Старший политрук недоуменно уставился на санитарку:
– Так это что… она – хирург?!
– Она-она, – закивала баба Нина. – А давай-ка, девонька, ложись. Я тебе в процедурной постелила.
– Баба Нина, да я лучше у себя…
– У тебя негде, девонька. В вашу с Лидой-покойницей, царствие ей небесное, избу бонба попала. Бурелом один да угли остались.
Вилора несколько мгновений переваривала новую потерю, затем выбросила ее из головы и покорно двинулась в сторону процедурной, едва не вывихнув челюсти в отчаянном зевке. После сытного ужина и нескольких глотков свежего воздуха, после душной и провонявшей дезинфекцией операционной неудержимо потянуло в сон.
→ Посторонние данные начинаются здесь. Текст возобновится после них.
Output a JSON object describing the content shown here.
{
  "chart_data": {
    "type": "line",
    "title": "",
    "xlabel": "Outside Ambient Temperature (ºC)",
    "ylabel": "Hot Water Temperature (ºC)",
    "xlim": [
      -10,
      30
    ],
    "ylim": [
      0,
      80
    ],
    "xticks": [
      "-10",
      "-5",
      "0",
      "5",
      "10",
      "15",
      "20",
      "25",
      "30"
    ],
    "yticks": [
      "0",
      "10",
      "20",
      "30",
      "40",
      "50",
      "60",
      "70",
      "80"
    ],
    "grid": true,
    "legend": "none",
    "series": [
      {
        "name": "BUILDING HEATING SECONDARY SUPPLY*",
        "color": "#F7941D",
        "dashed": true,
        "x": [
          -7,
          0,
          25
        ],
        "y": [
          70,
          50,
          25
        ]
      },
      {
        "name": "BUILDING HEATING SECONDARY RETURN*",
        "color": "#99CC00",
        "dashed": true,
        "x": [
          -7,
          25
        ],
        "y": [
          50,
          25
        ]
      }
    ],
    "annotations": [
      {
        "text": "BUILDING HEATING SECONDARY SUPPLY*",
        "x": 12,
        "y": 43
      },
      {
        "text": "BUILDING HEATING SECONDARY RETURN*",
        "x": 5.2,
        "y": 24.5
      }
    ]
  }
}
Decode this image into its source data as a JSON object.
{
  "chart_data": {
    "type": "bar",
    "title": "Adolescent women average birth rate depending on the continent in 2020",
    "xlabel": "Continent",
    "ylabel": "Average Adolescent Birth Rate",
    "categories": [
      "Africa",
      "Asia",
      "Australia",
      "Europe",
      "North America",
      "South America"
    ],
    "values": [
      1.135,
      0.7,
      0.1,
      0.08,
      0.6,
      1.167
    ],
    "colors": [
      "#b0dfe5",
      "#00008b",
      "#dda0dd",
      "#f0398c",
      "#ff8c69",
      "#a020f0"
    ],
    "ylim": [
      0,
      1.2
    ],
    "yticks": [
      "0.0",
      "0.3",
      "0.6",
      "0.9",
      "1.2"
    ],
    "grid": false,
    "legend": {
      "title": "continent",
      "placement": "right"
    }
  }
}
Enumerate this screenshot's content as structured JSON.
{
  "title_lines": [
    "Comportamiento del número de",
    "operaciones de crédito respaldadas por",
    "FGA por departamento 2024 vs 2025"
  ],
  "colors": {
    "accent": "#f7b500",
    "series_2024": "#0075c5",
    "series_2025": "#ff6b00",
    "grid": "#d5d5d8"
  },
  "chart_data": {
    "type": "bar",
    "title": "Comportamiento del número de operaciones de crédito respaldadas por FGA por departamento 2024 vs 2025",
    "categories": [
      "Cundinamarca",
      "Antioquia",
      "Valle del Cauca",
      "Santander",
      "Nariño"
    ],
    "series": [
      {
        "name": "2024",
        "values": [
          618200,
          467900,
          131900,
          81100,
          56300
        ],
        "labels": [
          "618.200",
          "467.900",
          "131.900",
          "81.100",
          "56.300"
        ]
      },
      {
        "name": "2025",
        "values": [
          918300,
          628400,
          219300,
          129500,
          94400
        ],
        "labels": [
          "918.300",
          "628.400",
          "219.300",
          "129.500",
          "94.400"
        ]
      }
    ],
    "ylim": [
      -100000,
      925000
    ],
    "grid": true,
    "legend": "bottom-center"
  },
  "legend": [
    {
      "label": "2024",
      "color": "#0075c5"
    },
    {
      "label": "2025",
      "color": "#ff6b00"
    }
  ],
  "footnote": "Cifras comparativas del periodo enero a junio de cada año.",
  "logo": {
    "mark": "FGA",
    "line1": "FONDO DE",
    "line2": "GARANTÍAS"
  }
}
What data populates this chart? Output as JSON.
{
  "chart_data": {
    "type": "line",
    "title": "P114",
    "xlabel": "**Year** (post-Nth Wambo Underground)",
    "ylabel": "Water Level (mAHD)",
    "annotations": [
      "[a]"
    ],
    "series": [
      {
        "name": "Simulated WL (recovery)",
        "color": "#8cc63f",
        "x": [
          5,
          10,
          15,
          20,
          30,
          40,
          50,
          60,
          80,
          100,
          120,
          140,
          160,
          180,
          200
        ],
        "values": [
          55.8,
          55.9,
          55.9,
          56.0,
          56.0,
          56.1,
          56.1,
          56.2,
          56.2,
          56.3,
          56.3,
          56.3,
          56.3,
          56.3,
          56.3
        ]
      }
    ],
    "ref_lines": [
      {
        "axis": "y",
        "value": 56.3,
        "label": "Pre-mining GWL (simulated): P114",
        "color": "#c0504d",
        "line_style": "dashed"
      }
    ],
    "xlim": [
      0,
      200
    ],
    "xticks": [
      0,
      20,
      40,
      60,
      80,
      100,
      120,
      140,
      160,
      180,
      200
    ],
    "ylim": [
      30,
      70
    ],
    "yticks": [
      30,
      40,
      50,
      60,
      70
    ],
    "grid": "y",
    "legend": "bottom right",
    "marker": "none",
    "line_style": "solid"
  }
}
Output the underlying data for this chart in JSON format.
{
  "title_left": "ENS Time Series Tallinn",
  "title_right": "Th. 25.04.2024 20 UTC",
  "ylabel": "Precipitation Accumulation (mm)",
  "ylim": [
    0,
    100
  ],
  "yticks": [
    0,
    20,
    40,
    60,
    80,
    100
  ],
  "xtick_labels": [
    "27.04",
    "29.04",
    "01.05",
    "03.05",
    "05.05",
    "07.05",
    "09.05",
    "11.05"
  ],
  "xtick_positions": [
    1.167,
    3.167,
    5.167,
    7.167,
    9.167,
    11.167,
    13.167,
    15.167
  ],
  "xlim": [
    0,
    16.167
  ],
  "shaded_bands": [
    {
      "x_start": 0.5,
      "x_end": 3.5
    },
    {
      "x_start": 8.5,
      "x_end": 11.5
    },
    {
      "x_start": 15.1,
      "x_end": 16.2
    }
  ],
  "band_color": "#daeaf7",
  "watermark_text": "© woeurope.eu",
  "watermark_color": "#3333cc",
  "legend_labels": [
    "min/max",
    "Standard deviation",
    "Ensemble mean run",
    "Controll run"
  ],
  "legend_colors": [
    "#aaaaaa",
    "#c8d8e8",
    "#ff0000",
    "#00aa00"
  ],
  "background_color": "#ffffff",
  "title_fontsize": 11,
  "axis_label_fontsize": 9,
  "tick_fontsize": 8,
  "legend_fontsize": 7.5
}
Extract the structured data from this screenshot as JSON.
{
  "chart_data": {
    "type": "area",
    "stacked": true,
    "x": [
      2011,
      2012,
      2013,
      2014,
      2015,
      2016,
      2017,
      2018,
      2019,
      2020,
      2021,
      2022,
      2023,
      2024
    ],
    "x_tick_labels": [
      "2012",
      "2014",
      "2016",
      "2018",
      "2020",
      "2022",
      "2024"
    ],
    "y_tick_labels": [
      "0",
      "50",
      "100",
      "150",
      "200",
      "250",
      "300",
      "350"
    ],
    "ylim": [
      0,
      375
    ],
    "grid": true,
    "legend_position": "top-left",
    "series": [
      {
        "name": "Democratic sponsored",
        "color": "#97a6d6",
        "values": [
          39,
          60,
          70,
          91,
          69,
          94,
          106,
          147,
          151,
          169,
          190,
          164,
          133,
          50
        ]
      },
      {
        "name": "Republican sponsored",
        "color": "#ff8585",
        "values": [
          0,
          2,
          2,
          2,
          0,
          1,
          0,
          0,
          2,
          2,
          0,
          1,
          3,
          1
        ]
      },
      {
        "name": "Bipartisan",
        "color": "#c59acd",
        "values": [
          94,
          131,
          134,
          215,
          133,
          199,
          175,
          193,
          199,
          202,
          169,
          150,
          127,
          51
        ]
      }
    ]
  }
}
Она улеглась на топчане, укрылась заботливо брошенной здесь же чьей-то шинелькой и, уже проваливаясь в сон, уловила обрывки разговора бабы Нины и политрука.
– Такая молоденькая – и уже хирург?
– Так нету стареньких-то. Поубивало всех. Только вот она осталась да Кирилл Петрович раненый. В ногу. Больше чем полчаса стоять не может. Потому все на ней…
Вилора проснулась оттого, что ее сильно трясли за плечо.
– А?!..
– Вставай, девочка моя, новых раненых привезли.
– Ага. – Вилора потерла лицо рукой. – Я сейчас… Я уже…
– Ничего-ничего, время пока есть. Сима еще готовит операционную. – Кирилл Петрович разогнулся и, прихрамывая, двинулся к выходу из процедурной. В дверях он остановился, обернулся и ободряюще улыбнулся: – А у тебя легкая рука, Сокольницкая. Все, кого ты вчера прооперировала, ночь пережили. И это считай первые пациенты. Редкий результат, можешь мне поверить. Даже завидно…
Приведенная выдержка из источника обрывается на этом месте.